"We've had a misadministration"
As a diagnostic medical physicist, you don't hear those words very often (unless you're talking to a therapy physicist), nor do you want to hear them very often. Not because something really really bad has happened, but mostly because it involves a lot of paperwork and calculating and almost always happen when you're in the middle of doing other things that need to be done yesterday.
Misadministrations in diagnostic radiology don't happen very often because, well, it's really hard for an event to qualify as one.

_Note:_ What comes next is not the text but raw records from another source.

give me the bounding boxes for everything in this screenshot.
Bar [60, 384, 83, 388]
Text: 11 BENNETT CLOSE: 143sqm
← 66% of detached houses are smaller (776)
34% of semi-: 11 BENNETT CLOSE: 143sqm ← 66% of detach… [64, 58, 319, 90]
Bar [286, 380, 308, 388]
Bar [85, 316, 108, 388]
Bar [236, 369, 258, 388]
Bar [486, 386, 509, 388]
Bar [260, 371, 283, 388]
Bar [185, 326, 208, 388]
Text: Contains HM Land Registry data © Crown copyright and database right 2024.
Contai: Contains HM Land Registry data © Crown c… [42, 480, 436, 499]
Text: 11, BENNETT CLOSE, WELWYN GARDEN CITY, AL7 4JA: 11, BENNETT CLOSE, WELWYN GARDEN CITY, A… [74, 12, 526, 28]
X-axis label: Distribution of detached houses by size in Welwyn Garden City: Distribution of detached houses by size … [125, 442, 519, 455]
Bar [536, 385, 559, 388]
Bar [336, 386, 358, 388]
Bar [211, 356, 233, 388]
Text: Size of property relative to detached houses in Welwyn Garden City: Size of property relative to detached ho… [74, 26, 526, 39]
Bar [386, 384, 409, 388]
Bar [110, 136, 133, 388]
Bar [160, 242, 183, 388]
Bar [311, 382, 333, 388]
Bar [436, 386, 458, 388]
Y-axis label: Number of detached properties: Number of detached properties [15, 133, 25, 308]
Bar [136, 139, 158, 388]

Most of them tend to happen in Nuclear Medicine. 10 CFR Part 35 Subpart 3045 lists a bunch of criteria that have to be met in order for an event to be considered reportable (as far as the NRC is concerned).
10 CFR 35.3045 says (in part):
A licensee shall report any event, except for an event that results from patient intervention, in which the administration of byproduct material or radiation from byproduct material results in--
- A dose that differs from the prescribed dose or dose that would have resulted from the prescribed dosage by more than 0.05 Sv (5 rem) effective dose equivalent, 0.5 Sv (50 rem) to an organ or tissue, or 0.5 Sv (50 rem) shallow dose equivalent to the skin; and
- The total dose delivered differs from the prescribed dose by 20 percent or more;
- The total dosage delivered differs from the prescribed dosage by 20 percent or more or falls outside the prescribed dosage range; or
- The fractionated dose delivered differs from the prescribed dose, for a single fraction, by 50 percent or more.
- A dose that exceeds 0.05 Sv (5 rem) effective dose equivalent, 0.5 Sv (50 rem) to an organ or tissue, or 0.5 Sv (50 rem) shallow dose equivalent to the skin from any of the following--
- An administration of a wrong radioactive drug containing byproduct material;
- An administration of a radioactive drug containing byproduct material by the wrong route of administration;
- An administration of a dose or dosage to the wrong individual or human research subject;
- An administration of a dose or dosage delivered by the wrong mode of treatment; or
- A leaking sealed source.
- A dose to the skin or an organ or tissue other than the treatment site that exceeds by 0.5 Sv (50 rem) to an organ or tissue and 50 percent or more of the dose expected from the administration defined in the written directive (excluding, for permanent implants, seeds that were implanted in the correct site but migrated outside the treatment site).
The radiation dose requirements (> 0.05 Sv (5 rem) effective dose equivalent, 0.5 Sv (50 rem) to an organ or tissue, or 0.5 Sv (50 rem) shallow dose equivalent to the skin) are almost always never met because diagnostic doses simply never get that high. The only procedure in Nuclear Medicine that comes close would be a therapeutic I-131 administration. There aren't any diagnostic radiology procedures that should come even close to these exposure levels. So unless that radiation dose threshold is met, even if the other criteria were met (wrong drug, wrong site, wrong patient, wrong dosage) it still wouldn't be considered a reportable event. It might still be considered a misadministration as far as internal hospital/departmental policies are concerned, but nothing that the NRC needs to be informed about. Still, that doesn't mean records don't need to be kept on the incident. And there are lots of things that need to be done: dose estimate calculations, physician notification, patient counselling, the paper trail, and plans to prevent recurrence. Usually it means getting lots of people involved. Fortunately for the patient though there usually aren't any significant side effects resulting from any misadministrations that happen in radiology. Radiation therapy misadministrations on the other hand, are a totally different matter.